Since keyword search works best with head queries, and vector search is best for questions with a long tail, The two search engines are most effective when used in conjunction.

This is referred to as a hybrid search.

Hybrid Search is the term used to describe where a search engine uses both vector and keyword in a single request and properly ranks the records regardless of the search method that led to their creation.

Ranking Records across Search Sources

The process of comparing records from two sources is complex.

Both approaches employ inherent distinct ways of assessing records.

Vector search can return scores, but specific keyword-based engines don’t. Although the machines based on keywords give scores, there’s no guarantee that the scores are the same.

If the scores are different, you need to know that an average rating of 0.8 for the engine that generates keywords is more critical than 0.79 from the vector engine. 0.79 of the vector engine.

Another option is to run all results through scoring by one of the engines, either vector or keyword engine.

This is a benefit of having the added recall of this engine; however, it also has some drawbacks. These different results generated by the vector engine will not be evaluated as relevant using a keyword score; otherwise, they’d be included in the result set already.

It is possible to run the full results – either keyword or otherwise via the vector scoring method; however, this can be expensive and slow.

The Vector Search Function As A Fallback

It’s why some search engines do not even try to mix the two and instead always display results for keywords first, then results that are vectors second.
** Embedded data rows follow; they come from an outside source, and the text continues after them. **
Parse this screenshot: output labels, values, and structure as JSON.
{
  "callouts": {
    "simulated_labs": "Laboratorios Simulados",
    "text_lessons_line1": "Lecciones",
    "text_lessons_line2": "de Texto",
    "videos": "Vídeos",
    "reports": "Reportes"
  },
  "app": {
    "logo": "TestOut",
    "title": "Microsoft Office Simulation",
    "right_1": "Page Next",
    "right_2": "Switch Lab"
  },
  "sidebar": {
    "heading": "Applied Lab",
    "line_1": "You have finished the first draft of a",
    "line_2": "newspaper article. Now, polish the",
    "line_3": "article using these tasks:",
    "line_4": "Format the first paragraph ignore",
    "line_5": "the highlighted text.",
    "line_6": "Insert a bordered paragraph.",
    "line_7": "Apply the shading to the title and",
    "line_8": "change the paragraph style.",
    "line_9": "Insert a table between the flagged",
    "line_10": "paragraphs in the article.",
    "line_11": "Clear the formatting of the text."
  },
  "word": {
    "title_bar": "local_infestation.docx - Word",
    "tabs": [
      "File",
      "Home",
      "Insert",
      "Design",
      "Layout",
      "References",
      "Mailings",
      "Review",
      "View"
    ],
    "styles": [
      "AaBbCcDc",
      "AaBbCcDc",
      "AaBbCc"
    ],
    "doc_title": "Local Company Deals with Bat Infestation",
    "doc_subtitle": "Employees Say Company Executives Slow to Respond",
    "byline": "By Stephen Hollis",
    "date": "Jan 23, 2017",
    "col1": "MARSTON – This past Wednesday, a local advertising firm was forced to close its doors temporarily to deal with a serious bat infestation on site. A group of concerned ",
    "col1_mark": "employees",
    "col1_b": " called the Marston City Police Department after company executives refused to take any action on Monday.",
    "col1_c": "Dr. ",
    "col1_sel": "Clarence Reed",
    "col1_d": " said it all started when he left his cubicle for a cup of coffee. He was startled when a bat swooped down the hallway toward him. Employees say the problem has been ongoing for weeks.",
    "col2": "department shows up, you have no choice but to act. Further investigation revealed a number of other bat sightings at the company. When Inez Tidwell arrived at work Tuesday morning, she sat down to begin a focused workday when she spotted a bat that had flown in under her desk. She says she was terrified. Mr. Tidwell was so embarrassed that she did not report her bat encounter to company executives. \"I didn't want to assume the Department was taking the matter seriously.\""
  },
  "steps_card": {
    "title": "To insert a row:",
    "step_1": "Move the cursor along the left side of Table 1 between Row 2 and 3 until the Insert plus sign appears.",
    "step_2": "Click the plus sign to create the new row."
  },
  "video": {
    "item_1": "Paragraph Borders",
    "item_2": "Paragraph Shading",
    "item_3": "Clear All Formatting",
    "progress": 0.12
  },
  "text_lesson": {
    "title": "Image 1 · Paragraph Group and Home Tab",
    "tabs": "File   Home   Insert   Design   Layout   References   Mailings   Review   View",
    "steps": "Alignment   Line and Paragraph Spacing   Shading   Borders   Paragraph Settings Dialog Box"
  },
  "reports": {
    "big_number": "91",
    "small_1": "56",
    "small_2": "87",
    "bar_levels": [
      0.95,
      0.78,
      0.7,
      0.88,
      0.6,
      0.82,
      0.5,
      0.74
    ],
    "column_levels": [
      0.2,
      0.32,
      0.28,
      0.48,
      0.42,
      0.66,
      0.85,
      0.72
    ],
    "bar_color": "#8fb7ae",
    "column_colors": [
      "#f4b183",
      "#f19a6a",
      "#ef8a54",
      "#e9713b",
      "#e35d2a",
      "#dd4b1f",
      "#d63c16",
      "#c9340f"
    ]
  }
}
If your search yields no or a small number of results, you could return to the results of a vector search.

Remember that vector search is focused on improving recall or locating more results. Therefore, it might yield results that the keyword search could not.

It’s a decent interim solution but isn’t the future of hybrid search.

A simple hybrid search can rank several different search engines in the same set of results by giving a score equivalent across all sources.

There’s a lot of research on this technique today, but only a few are doing it right and releasing their engines publicly.

What does this mean for you?

The best option is to relax and keep up-to-date with the latest developments in the field.

The hybrid search engine based on keywords and vectors will be available in the coming years and accessible to people with no teams in data science.

In time, keyword searches are still helpful and will improve when vector search is incorporated into the mix later.